For the Slits, the fact that they were a female band was both a blessing and a curse. I had imagined that they'd been far less likely to be on the receiving end of violence in the skirmishes between Teds and Punks (whatever happened to the Teds?). Viv put that misconception to bed. Ari Up was stabbed twice. Who stabs a 15 year old girl for her tribal affiliations. I'd actually forgotten how bad things were. Was there something in the water then that made us all violent psycho's? Of course we have gangs and drugs and guns, far worse than then, but the concept of getting stabbed for wearing the wrong dress? Any trip into the centre of town was running a gauntlet of fear. Get on the tube and you'd suddenly find a gang of skinheads getting on at the next stop and you'd get a good kicking. I suppressed those memories. I always figured that it was the price for living at the centre of the musical multiverse. Viv alluded to that as well.
Then there is the sex. Viv talks about how naïve we all were. Fumbling, snogging, cheating, betrayal. She talks about how Steve Jones and Joe Strummer tried it on with her, even though she was Mick Jones girlfriend. I'd forgotten how loose morals were a central part of the punk ethos. Doorways in Soho and telephone boxes were the places where liaisons took place. There and the loos at seedy clubs. It was almost imperative that you had your wicked way with the girlfriends of your rival bands members. This was something that seemed important. That and 'not wanting to be in a relationship'. Viv talks about how challenging it was when she realised she was in a relationship with someone she loved.
The chapters on the collapse of the band are also fascinating. The way that in a few months the gang can fall apart and fragment. You end up hating each other, whereas six months earlier you'd been inseparable. Then the feeling of emptiness when its over and you realise that it ain't coming back.
The second volume of the book is perhaps even more interesting. Usually the early years in Rock biogs is the good bit, then it gets dull. But Viv's battle with cancer, her challenges with motherhood and the suppression of her art is something that rings true. The need to compromise in a relationship where there are kids.
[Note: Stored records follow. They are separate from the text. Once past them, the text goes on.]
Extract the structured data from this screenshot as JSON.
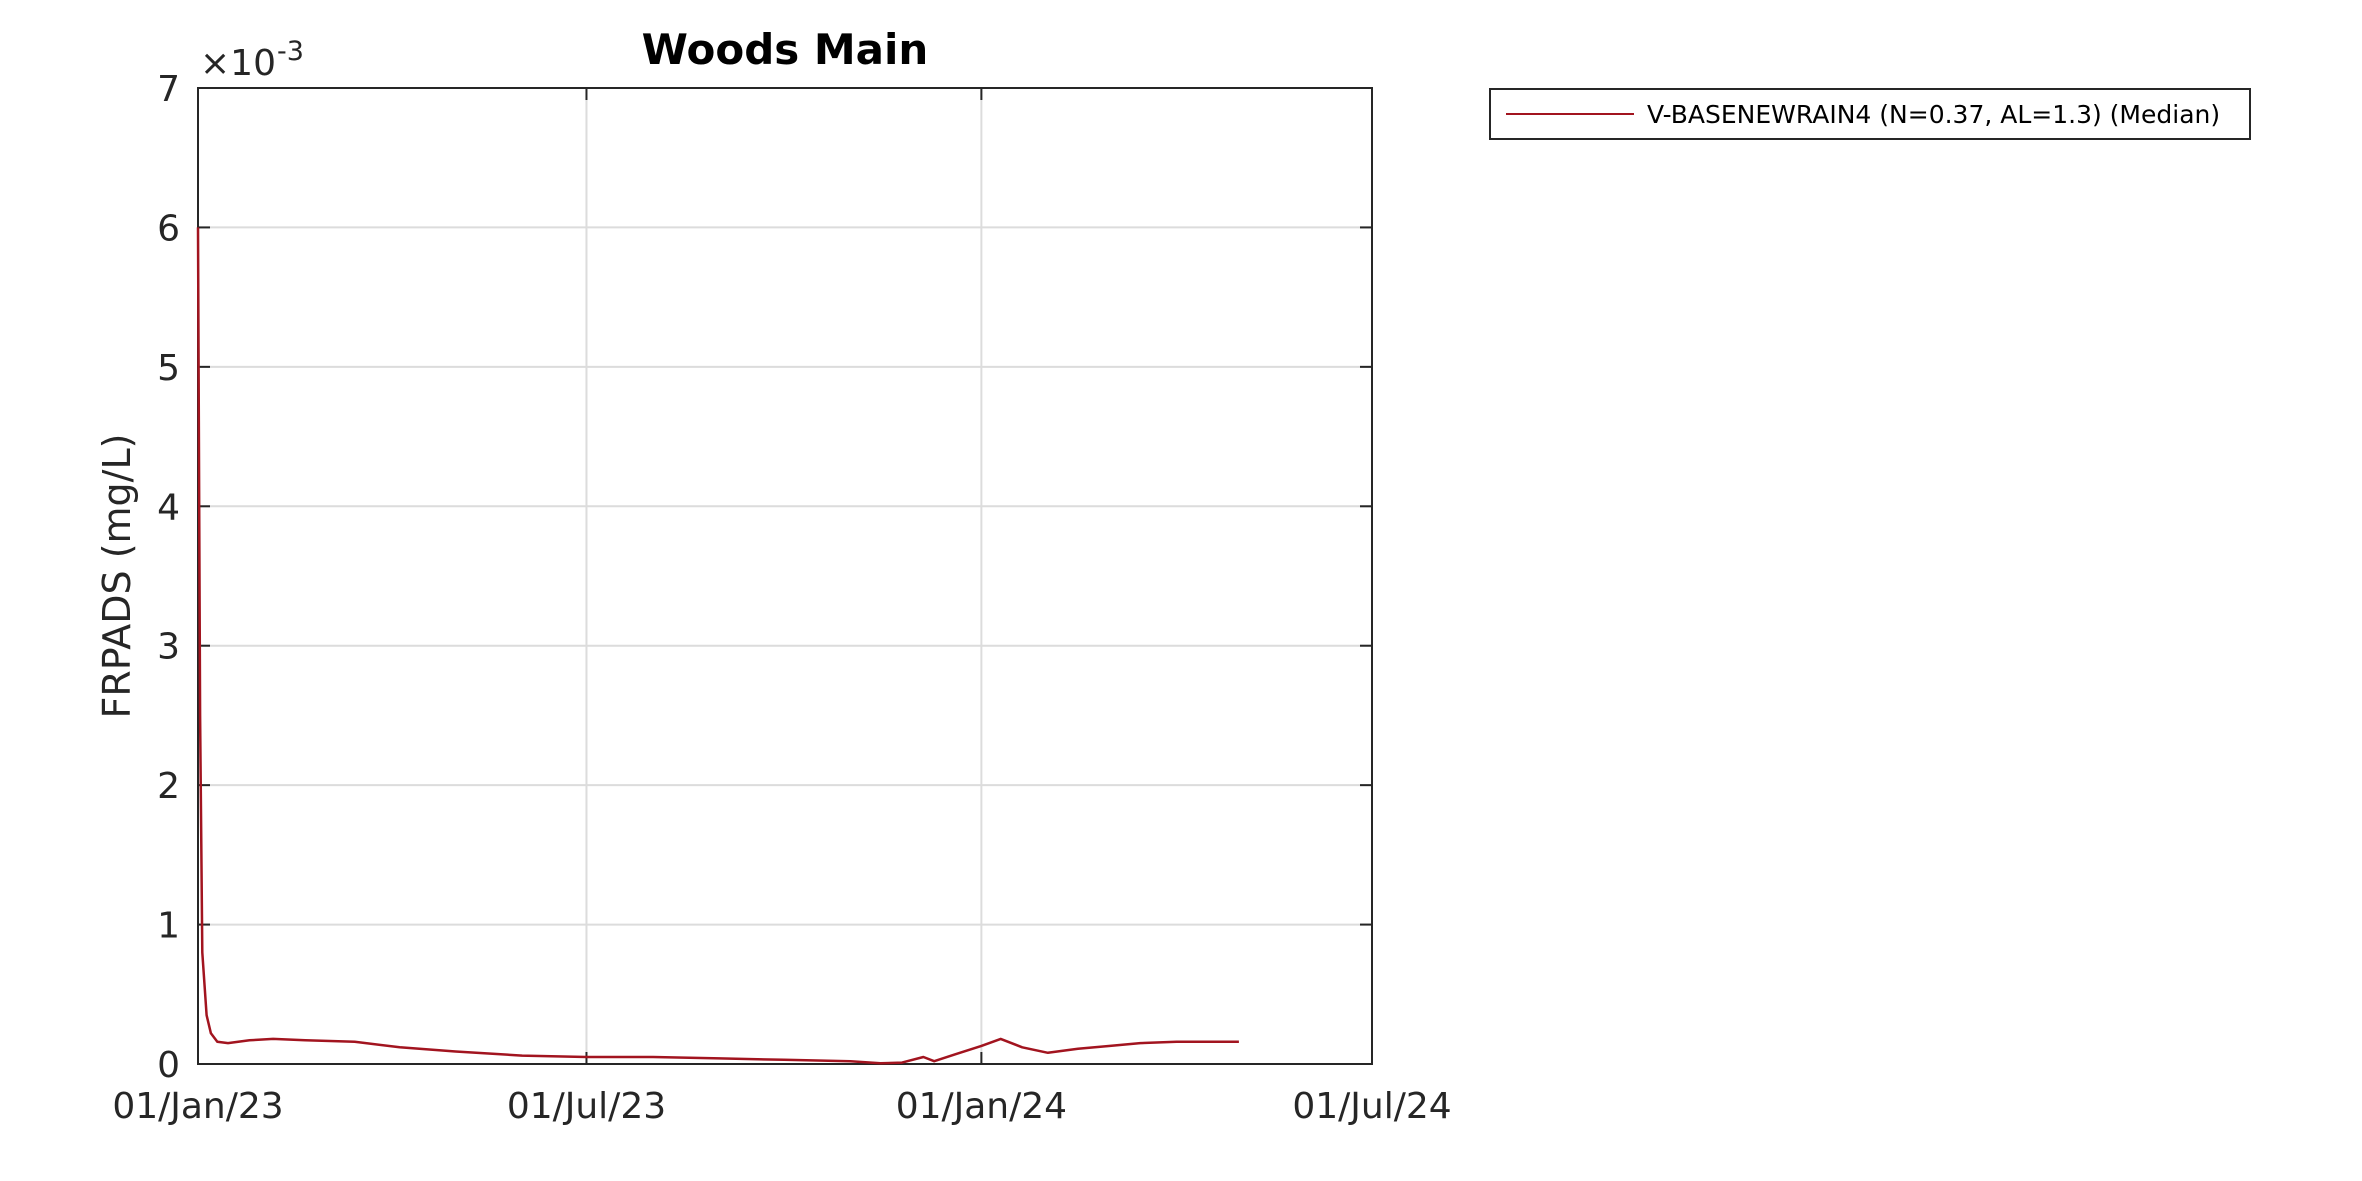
{
  "chart_data": {
    "type": "line",
    "title": "Woods Main",
    "xlabel": "",
    "ylabel": "FRPADS (mg/L)",
    "y_exponent_label": "×10",
    "y_exponent_power": "-3",
    "x_tick_labels": [
      "01/Jan/23",
      "01/Jul/23",
      "01/Jan/24",
      "01/Jul/24"
    ],
    "x_tick_dates": [
      "2023-01-01",
      "2023-07-01",
      "2024-01-01",
      "2024-07-01"
    ],
    "xlim": [
      "2023-01-01",
      "2024-07-01"
    ],
    "y_tick_labels": [
      "0",
      "1",
      "2",
      "3",
      "4",
      "5",
      "6",
      "7"
    ],
    "y_ticks": [
      0,
      0.001,
      0.002,
      0.003,
      0.004,
      0.005,
      0.006,
      0.007
    ],
    "ylim": [
      0,
      0.007
    ],
    "grid": true,
    "legend_position": "outside-top-right",
    "series": [
      {
        "name": "V-BASENEWRAIN4 (N=0.37, AL=1.3) (Median)",
        "color": "#a2141f",
        "points": [
          [
            "2023-01-01",
            0.006
          ],
          [
            "2023-01-02",
            0.0025
          ],
          [
            "2023-01-03",
            0.0008
          ],
          [
            "2023-01-05",
            0.00035
          ],
          [
            "2023-01-07",
            0.00022
          ],
          [
            "2023-01-10",
            0.00016
          ],
          [
            "2023-01-15",
            0.00015
          ],
          [
            "2023-01-25",
            0.00017
          ],
          [
            "2023-02-05",
            0.00018
          ],
          [
            "2023-02-20",
            0.00017
          ],
          [
            "2023-03-15",
            0.00016
          ],
          [
            "2023-04-05",
            0.00012
          ],
          [
            "2023-05-01",
            9e-05
          ],
          [
            "2023-06-01",
            6e-05
          ],
          [
            "2023-07-01",
            5e-05
          ],
          [
            "2023-08-01",
            5e-05
          ],
          [
            "2023-09-01",
            4e-05
          ],
          [
            "2023-10-01",
            3e-05
          ],
          [
            "2023-11-01",
            2e-05
          ],
          [
            "2023-11-15",
            5e-06
          ],
          [
            "2023-11-25",
            1e-05
          ],
          [
            "2023-12-05",
            5e-05
          ],
          [
            "2023-12-10",
            2e-05
          ],
          [
            "2023-12-20",
            7e-05
          ],
          [
            "2024-01-01",
            0.00013
          ],
          [
            "2024-01-10",
            0.00018
          ],
          [
            "2024-01-20",
            0.00012
          ],
          [
            "2024-02-01",
            8e-05
          ],
          [
            "2024-02-15",
            0.00011
          ],
          [
            "2024-03-01",
            0.00013
          ],
          [
            "2024-03-15",
            0.00015
          ],
          [
            "2024-04-01",
            0.00016
          ],
          [
            "2024-04-30",
            0.00016
          ]
        ]
      }
    ]
  }
}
Also the bitter alienation of being in a relationship with someone who doesn't really get why you need to do the things you do. I guess I am a bit luckier than Viv in that respect, but I find it challenging that people do not understand what you are doing.
The insights Viv gives as a human being are brutally honest and insightful. I've been working on my own autobiography and Viv's book has made me realise I need to reassess certain aspects and be a bit more honest. The hardest bits in Viv's book are the bits that make it compelling. The observations such as "One day, when a friend asks who I would like to be able to sing like and I answer 'Karen Carpenter,' husband guffaws with derision, spraying a mouthful of coffee across the table", you feel the pain.
These observations are insights not just into Viv's life but into the human condition. A relationship where one party doesn't realise the hurt that such a comment could inflict. The dismissal of ones complete identity.
If you don't know The Slits music, have a listen. If you want a great read, buy the book.